Q: “Blink,” who is that by?

JOE MADDON: Malcolm Gladwell, I think is the name.

Q: He’s from New York.

JOE MADDON: The thick slicing is basically the gathering of all the information, you got it in your mind. When it comes down this making a decision a lot of times you [inaudible]...that you believe to be a first impression by the seat of your pants but it isn’t. I really gathered all this stuff and basically reacted to the moment. If you can think in the moment it’s always a better way to do it. Obviously you talk about the season.

Josh Paul [a catcher for the team] recommended it to me and whenever JP recommends a book, I read it. He was absolutely right about this thing. It should be required reading for all coaches, I think, and a lot of players.

Q: Are you going to require your coaches to read it?

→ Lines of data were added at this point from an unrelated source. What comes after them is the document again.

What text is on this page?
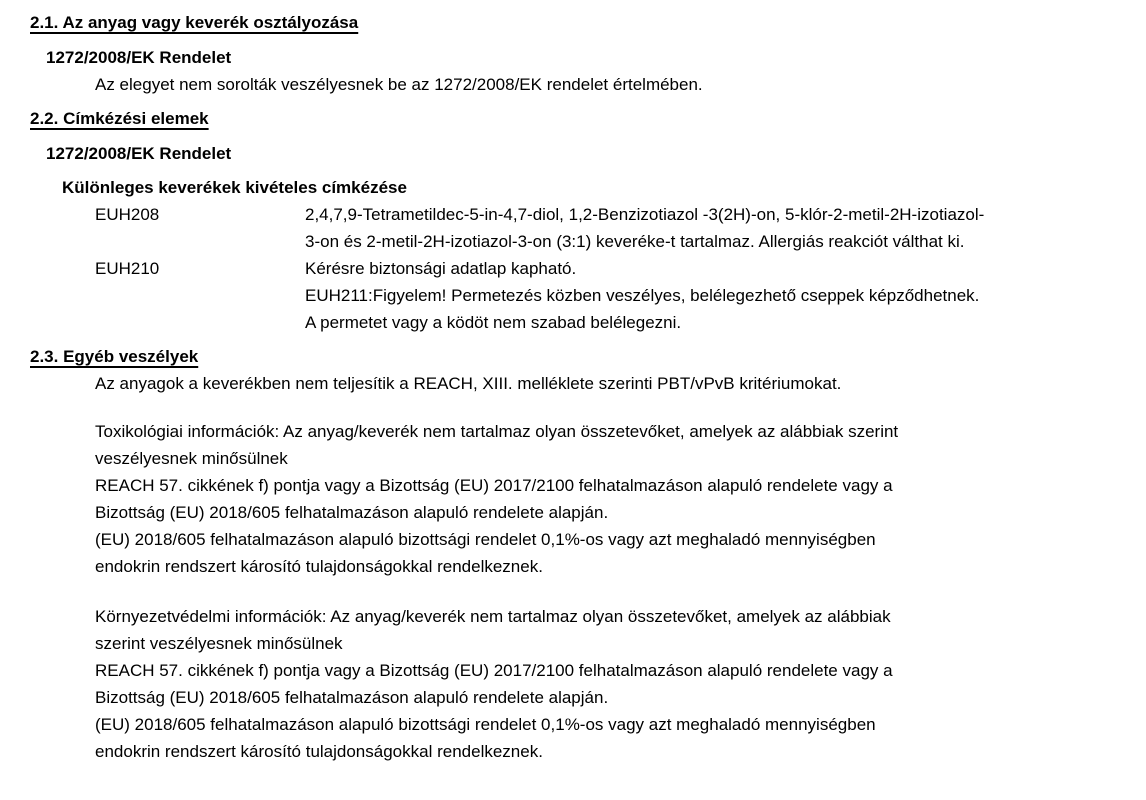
2.1. Az anyag vagy keverék osztályozása
1272/2008/EK Rendelet
Az elegyet nem sorolták veszélyesnek be az 1272/2008/EK rendelet értelmében.
2.2. Címkézési elemek
1272/2008/EK Rendelet
Különleges keverékek kivételes címkézése
EUH208	2,4,7,9-Tetrametildec-5-in-4,7-diol, 1,2-Benzizotiazol -3(2H)-on, 5-klór-2-metil-2H-izotiazol-
3-on és 2-metil-2H-izotiazol-3-on (3:1) keveréke-t tartalmaz. Allergiás reakciót válthat ki.
EUH210	Kérésre biztonsági adatlap kapható.
EUH211:Figyelem! Permetezés közben veszélyes, belélegezhető cseppek képződhetnek.
A permetet vagy a ködöt nem szabad belélegezni.
2.3. Egyéb veszélyek
Az anyagok a keverékben nem teljesítik a REACH, XIII. melléklete szerinti PBT/vPvB kritériumokat.
Toxikológiai információk: Az anyag/keverék nem tartalmaz olyan összetevőket, amelyek az alábbiak szerint
veszélyesnek minősülnek
REACH 57. cikkének f) pontja vagy a Bizottság (EU) 2017/2100 felhatalmazáson alapuló rendelete vagy a
Bizottság (EU) 2018/605 felhatalmazáson alapuló rendelete alapján.
(EU) 2018/605 felhatalmazáson alapuló bizottsági rendelet 0,1%-os vagy azt meghaladó mennyiségben
endokrin rendszert károsító tulajdonságokkal rendelkeznek.
Környezetvédelmi információk: Az anyag/keverék nem tartalmaz olyan összetevőket, amelyek az alábbiak
szerint veszélyesnek minősülnek
REACH 57. cikkének f) pontja vagy a Bizottság (EU) 2017/2100 felhatalmazáson alapuló rendelete vagy a
Bizottság (EU) 2018/605 felhatalmazáson alapuló rendelete alapján.
(EU) 2018/605 felhatalmazáson alapuló bizottsági rendelet 0,1%-os vagy azt meghaladó mennyiségben
endokrin rendszert károsító tulajdonságokkal rendelkeznek.
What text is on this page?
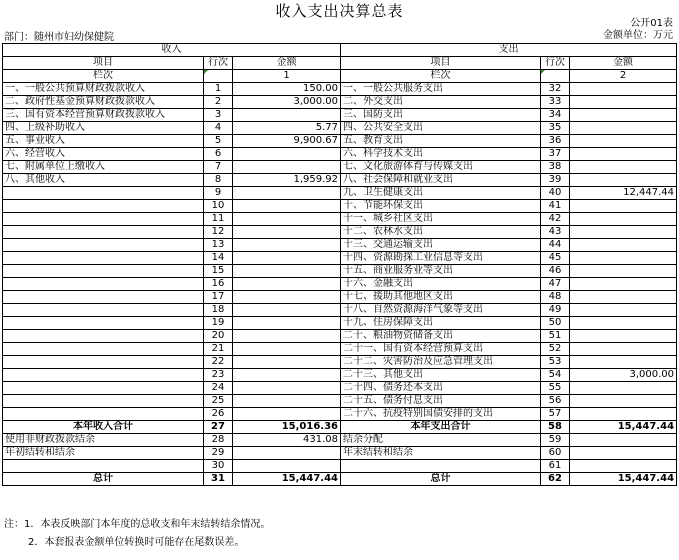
收入支出决算总表
公开01表
部门：随州市妇幼保健院	金额单位：万元
收入			支出		
项目	行次	金额	项目	行次	金额
栏次		1	栏次		2
一、一般公共预算财政拨款收入	1	150.00	一、一般公共服务支出	32	
二、政府性基金预算财政拨款收入	2	3,000.00	二、外交支出	33	
三、国有资本经营预算财政拨款收入	3		三、国防支出	34	
四、上级补助收入	4	5.77	四、公共安全支出	35	
五、事业收入	5	9,900.67	五、教育支出	36	
六、经营收入	6		六、科学技术支出	37	
七、附属单位上缴收入	7		七、文化旅游体育与传媒支出	38	
八、其他收入	8	1,959.92	八、社会保障和就业支出	39	
	9		九、卫生健康支出	40	12,447.44
	10		十、节能环保支出	41	
	11		十一、城乡社区支出	42	
	12		十二、农林水支出	43	
	13		十三、交通运输支出	44	
	14		十四、资源勘探工业信息等支出	45	
	15		十五、商业服务业等支出	46	
	16		十六、金融支出	47	
	17		十七、援助其他地区支出	48	
	18		十八、自然资源海洋气象等支出	49	
	19		十九、住房保障支出	50	
	20		二十、粮油物资储备支出	51	
	21		二十一、国有资本经营预算支出	52	
	22		二十二、灾害防治及应急管理支出	53	
	23		二十三、其他支出	54	3,000.00
	24		二十四、债务还本支出	55	
	25		二十五、债务付息支出	56	
	26		二十六、抗疫特别国债安排的支出	57	
本年收入合计	27	15,016.36	本年支出合计	58	15,447.44
使用非财政拨款结余	28	431.08	结余分配	59	
年初结转和结余	29		年末结转和结余	60	
	30			61	
总计	31	15,447.44	总计	62	15,447.44
注：1．本表反映部门本年度的总收支和年末结转结余情况。
2．本套报表金额单位转换时可能存在尾数误差。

JOE MADDON: Some of the guys are really not readers, you know. Maybe I’ll get them a DVD.

Q: Get it on tape.

JOE MADDON: Pop this in your car on the way to the ballpark. That kind of thing. Yeah. I did tell [3rd base coach Tom] Foley to read it.

*****

I love Blink, which covers the nascent field of decision-making in a very accessible way. It is by Malcolm Gladwell, who also contributed the concept of the "tipping point" to the world. Blink is a breezy read, and presents slices of a lot of different research in an anecdotal style.


Thursday, December 08, 2005

The day

Dear Jeff,

Happy Birthday!!!!

We couldn't think of anything to get you, so we are designating you for assignment.

Many Happy Returns!!

Love,

Your friends at the Los Angeles Angels of Anaheim



I actually put Jeff's birthday on my calendar so I wouldn't forget it this year. Looks like that wasn't required.